Aquella mañana, en el vagón restaurante, con mi libreta
abierta sobre las rodillas y el bolígrafo en la mano,
exploraba cada milímetro, hasta el pequeño
ceño de escritor que se fruncía sobre mi cara,
pero no había nada sobre lo que escribir
excepto sobre la vida y la muerte
y la suave advertencia de la bocina del tren.
No quería escribir sobre el paisaje
pues se vuelve de súbito pasado, vacas dispersas sobre la hierba,
heno empacado meticulosamente
—cosas que ves una vez y nunca más—.
Pero seguí moviendo mi boli y dibujando
una y otra vez
la cara de un motorista de perfil
—sin ningún motivo que yo sepa—,
un motorista con gafas de sol y la barbilla hundida,
inclinado hacia adelante, sin casco,
su pelo largo quedándose atrás en el viento.

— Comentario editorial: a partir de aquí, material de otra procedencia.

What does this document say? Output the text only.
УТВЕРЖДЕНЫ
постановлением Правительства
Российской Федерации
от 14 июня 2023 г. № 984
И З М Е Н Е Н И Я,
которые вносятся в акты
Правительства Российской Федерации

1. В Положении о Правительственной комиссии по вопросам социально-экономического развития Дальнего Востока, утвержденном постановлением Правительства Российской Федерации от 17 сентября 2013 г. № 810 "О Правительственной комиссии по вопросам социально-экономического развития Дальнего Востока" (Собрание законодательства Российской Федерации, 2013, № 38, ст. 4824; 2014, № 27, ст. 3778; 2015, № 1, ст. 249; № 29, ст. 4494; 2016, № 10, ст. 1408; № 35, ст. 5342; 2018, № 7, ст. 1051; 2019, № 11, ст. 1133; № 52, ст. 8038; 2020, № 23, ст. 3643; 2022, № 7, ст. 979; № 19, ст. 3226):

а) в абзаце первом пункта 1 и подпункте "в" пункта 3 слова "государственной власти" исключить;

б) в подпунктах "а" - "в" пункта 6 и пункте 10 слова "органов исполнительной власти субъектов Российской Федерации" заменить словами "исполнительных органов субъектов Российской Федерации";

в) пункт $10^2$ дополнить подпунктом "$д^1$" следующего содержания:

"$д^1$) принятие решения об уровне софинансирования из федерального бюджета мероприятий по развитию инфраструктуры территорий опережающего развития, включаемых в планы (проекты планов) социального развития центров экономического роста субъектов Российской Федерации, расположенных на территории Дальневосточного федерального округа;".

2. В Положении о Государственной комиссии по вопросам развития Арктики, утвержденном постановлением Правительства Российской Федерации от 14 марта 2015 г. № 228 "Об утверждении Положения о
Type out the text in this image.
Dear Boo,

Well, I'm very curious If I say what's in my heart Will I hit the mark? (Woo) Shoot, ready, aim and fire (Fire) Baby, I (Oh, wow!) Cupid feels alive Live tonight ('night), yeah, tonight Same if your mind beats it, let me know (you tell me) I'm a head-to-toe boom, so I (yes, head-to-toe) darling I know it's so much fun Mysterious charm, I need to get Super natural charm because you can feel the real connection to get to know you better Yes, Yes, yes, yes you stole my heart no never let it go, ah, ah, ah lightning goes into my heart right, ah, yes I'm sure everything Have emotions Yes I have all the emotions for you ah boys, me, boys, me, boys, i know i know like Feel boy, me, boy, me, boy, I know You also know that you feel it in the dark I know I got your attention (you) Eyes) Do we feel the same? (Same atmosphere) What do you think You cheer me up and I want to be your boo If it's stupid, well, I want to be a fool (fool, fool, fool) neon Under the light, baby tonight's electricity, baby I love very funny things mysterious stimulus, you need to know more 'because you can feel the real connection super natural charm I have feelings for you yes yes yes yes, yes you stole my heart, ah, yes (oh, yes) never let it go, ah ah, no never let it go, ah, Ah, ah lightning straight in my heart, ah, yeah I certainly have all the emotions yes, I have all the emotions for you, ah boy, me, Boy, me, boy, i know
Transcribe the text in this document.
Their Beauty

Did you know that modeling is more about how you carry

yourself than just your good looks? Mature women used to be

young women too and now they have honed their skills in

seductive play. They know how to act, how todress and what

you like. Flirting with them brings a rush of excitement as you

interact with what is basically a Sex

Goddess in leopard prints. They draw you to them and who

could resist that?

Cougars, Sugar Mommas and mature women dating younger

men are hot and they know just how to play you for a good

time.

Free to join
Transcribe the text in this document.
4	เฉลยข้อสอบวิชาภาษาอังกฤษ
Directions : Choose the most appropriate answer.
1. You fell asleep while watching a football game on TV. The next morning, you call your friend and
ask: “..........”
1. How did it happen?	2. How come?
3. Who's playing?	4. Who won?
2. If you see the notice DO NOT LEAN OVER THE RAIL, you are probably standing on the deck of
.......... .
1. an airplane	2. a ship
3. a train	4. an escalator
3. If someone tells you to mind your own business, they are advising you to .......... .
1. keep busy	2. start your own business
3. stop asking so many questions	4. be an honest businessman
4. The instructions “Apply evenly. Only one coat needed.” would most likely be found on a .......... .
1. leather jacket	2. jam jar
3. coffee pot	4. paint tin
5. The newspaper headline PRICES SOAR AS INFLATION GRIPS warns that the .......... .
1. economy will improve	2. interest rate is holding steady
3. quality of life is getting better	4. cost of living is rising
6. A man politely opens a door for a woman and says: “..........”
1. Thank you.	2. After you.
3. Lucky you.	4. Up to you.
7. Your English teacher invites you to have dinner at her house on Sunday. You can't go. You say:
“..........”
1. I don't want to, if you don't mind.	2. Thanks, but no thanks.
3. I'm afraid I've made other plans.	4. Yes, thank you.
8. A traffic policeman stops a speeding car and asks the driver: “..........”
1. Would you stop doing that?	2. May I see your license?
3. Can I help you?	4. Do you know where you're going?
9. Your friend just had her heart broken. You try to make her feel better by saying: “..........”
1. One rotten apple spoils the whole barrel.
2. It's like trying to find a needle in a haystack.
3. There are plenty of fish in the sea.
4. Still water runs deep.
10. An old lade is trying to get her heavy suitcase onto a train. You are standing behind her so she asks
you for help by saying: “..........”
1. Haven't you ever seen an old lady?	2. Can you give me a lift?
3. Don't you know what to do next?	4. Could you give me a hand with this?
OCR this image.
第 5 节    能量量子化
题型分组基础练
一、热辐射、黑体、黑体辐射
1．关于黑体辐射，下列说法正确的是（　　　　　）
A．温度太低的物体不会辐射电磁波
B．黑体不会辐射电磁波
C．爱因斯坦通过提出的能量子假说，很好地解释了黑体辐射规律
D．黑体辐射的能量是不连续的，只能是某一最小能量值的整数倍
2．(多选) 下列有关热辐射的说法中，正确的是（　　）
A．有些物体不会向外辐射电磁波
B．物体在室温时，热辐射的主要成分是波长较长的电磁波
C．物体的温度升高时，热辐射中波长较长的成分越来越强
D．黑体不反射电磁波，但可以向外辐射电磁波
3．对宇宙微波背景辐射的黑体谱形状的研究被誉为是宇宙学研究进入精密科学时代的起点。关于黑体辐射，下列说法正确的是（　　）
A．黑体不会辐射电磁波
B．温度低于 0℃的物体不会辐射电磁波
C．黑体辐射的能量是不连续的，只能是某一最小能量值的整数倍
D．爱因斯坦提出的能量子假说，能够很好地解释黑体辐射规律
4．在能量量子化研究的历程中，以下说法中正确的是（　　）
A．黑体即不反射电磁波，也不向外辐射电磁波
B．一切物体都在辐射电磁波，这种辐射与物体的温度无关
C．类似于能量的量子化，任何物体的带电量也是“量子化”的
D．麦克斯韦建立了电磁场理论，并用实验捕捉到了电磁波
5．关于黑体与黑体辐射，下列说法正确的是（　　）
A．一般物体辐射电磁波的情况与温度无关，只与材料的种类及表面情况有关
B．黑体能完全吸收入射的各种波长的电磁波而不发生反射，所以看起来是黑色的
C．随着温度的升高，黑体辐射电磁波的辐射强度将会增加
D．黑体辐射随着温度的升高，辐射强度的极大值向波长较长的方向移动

Dibujé también muchas líneas indicando velocidad,
mostrando cómo el aire se vuelve visible
al romper contra la cara de un motorista
de la forma en que rompe contra la cara
de una locomotora que me lleva
hacia Omaha y lo que sea que me espere más allá
de Omaha y de todas esas paradas que hay que hacer
antes de detenerse de una vez por todas.
Debemos mirar siempre a las cosas
desde el punto de vista de la eternidad,
en ello insiste la escuela de teólogos
para la que, imagino, se ve que todos
tenemos líneas de velocidad colgando detrás
a medida que nos apresuramos por la carretera del mundo,
a medida que recorremos con urgencia el largo túnel del tiempo
—el motorista, por supuesto, ebrio de aire,
pero también el hombre que lee junto al fuego,
líneas de velocidad saliendo de sus hombros y su libro,
y la mujer de pie frente a la playa
estudiando la curva del horizonte.
Incluso la niña dormida en una noche de verano,
líneas de velocidad volando desde los doseles de su cama,
desde las esquinas blancas de las almohadas
y desde los vértices de su cuerpo perfectamente inmóvil—.